“Can I help you?” A woman approaches from down the hall.
“I’m sorry,” I say. “The front door was open. Are you related to William?” I think perhaps she is the daughter William wrote of in his first letter to me.
“No. I’m his real estate agent.”
“I didn’t see a sign. Has the house sold?”
“Last weekend,” she says. “I took the sign down today. We had seven offers in two days, every one of them over the asking price.” Real estate inflation has come to Seattle, along with traffic. Good for William. She puts out her hand, which I shake. “I’m Dawn Richards,” she says. “Are you looking for a home in Issaquah?”
“No. I’m just visiting from California. I was hoping to find the owner, William Goodman. I knew him many years ago. Looks like I’m too late.”
“He had a motor home. He and his wife. She passed about two years ago. He fixed up the house, hired me to put it on the market, and took off. He left instructions to put his money into a bank account.”
I smile. “He didn’t say where he was going?”
“I don’t think he had any set plans. He signed the papers remotely on my company website, and I deposited the money into an account in town. How did you know William?”
“I worked with him almost forty years ago on a construction crew. I haven’t seen or talked to him since.”
She gives me a puzzled look, clearly intending to ask, Why, then, are you here?
“A couple years ago he sent me a letter, with a journal he kept while in Vietnam. I finished reading his journal and hoped to speak to him.”
She squints, as if having trouble believing my story. Then she says, “Did you say you live in California?”
“Yes.”
“Burlingame?”
“Yes,” I say, intrigued by where this is going.
“You’re not . . .” She pulls out a white envelope from her storage clipboard. “You’re not Vincenzo, are you?”
I laughed. “Vincent,” I say. “Vincent Bianco. Though William used to call me Vincenzo.”
She gives a soft chuckle, shaking her head as she hands me the envelope. “William asked me to mail this after I sold the house. This is really too strange.”

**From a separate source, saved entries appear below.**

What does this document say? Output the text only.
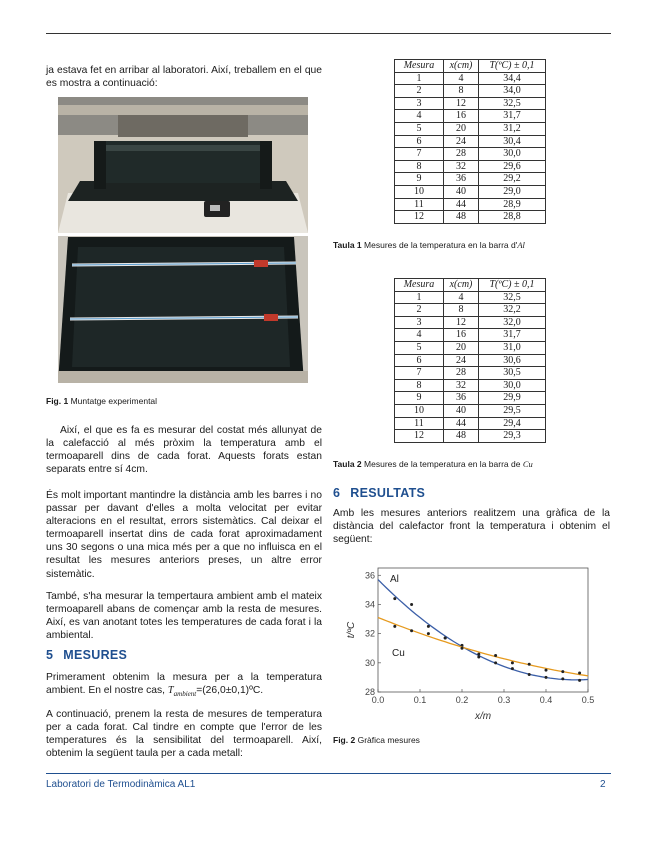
ja estava fet en arribar al laboratori. Així, treballem en el que es mostra a continuació:

Fig. 1 Muntatge experimental

Així, el que es fa es mesurar del costat més allunyat de la calefacció al més pròxim la temperatura amb el termoaparell dins de cada forat. Aquests forats estan separats entre sí 4cm.

És molt important mantindre la distància amb les barres i no passar per davant d'elles a molta velocitat per evitar alteracions en el resultat, errors sistemàtics. Cal deixar el termoaparell insertat dins de cada forat aproximadament uns 30 segons o una mica més per a que no influisca en el resultat les mesures anteriors preses, un altre error sistemàtic.

També, s'ha mesurar la tempertaura ambient amb el mateix termoaparell abans de començar amb la resta de mesures. Així, es van anotant totes les temperatures de cada forat i la ambiental.

5 MESURES

Primerament obtenim la mesura per a la temperatura ambient. En el nostre cas, $T_{ambient}=(26,0\pm 0,1)ºC$.

A continuació, prenem la resta de mesures de temperatura per a cada forat. Cal tindre en compte que l'error de les temperatures és la sensibilitat del termoaparell. Així, obtenim la següent taula per a cada metall:

Mesura	x(cm)	T(ºC) ± 0,1
1	4	34,4
2	8	34,0
3	12	32,5
4	16	31,7
5	20	31,2
6	24	30,4
7	28	30,0
8	32	29,6
9	36	29,2
10	40	29,0
11	44	28,9
12	48	28,8
Taula 1 Mesures de la temperatura en la barra d'Al
Mesura	x(cm)	T(ºC) ± 0,1
1	4	32,5
2	8	32,2
3	12	32,0
4	16	31,7
5	20	31,0
6	24	30,6
7	28	30,5
8	32	30,0
9	36	29,9
10	40	29,5
11	44	29,4
12	48	29,3
Taula 2 Mesures de la temperatura en la barra de Cu
6 RESULTATS

Amb les mesures anteriors realitzem una gràfica de la distància del calefactor front la temperatura i obtenim el següent:

0.0	0.1	0.2	0.3	0.4	0.5
28
30
32
34
36
x/m
t/ºC
Al
Cu
Fig. 2 Gràfica mesures
Laboratori de Termodinàmica AL1	2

I recognize the same scribbled handwriting from the manila envelope sent to me almost exactly two years ago. As before, American flag stamps adorn the upper-right corner. As before, William did not provide a return address. “He asked you to mail this after the house sold?”
“Yes,” she says.
I pause. William didn’t want to talk about what he wrote in his journal. I can understand why. I’ve read a lot about Vietnam veterans, and what I’ve read is that many won’t talk about their experiences. There are many books, but most veterans keep to themselves.
“You look like you’re on your way out. I don’t want to keep you.”
“I have another showing. I have to lock up, but you’re welcome to sit on the swing or porch steps to read his letter, if you like.”
“Thanks,” I say. “I’d like that.”
I step out onto the porch. Dawn Richards closes the front door and deadbolts it. It feels like she is closing a life lived. “Do you know anything about the people who bought the house?”
“A young family,” she says. “They’re moving out of Seattle and want more room, more land. They want to slow down and spend time with their children.”
I can imagine a young boy riding a bike in the yard, a young girl in a dress on a swing fastened to a limb of the oak tree. More Norman Rockwell paintings. My ideal of a bucolic existence, one without wars. One in which the family would walk into town to eat a meal, catch a performance at the local theater, and walk home again, the boy kicking a can. A life I could imagine from my youth. One not constantly interrupted by cell phones or social media. I have a thought and yell to Dawn Richards, who is just about to get into her car. “Did William leave a cell phone number?”
She looks up. “Not with me.”
“An email address?”
She shakes her head. “No.”
I smile and wave. Then I sit on the porch swing, and I think again of that Norman Rockwell painting. Now I’m in it. It is why I came to the Northwest, I suppose. I just wanted the chance to know that William is okay, that he’s led some semblance of a good life. Maybe that’s why William has left his home, taken to the road in his RV, so he can remember the good life he had here, with his wife, and won’t have to watch it deteriorate in his old age. Another family will have the chance at that bucolic existence.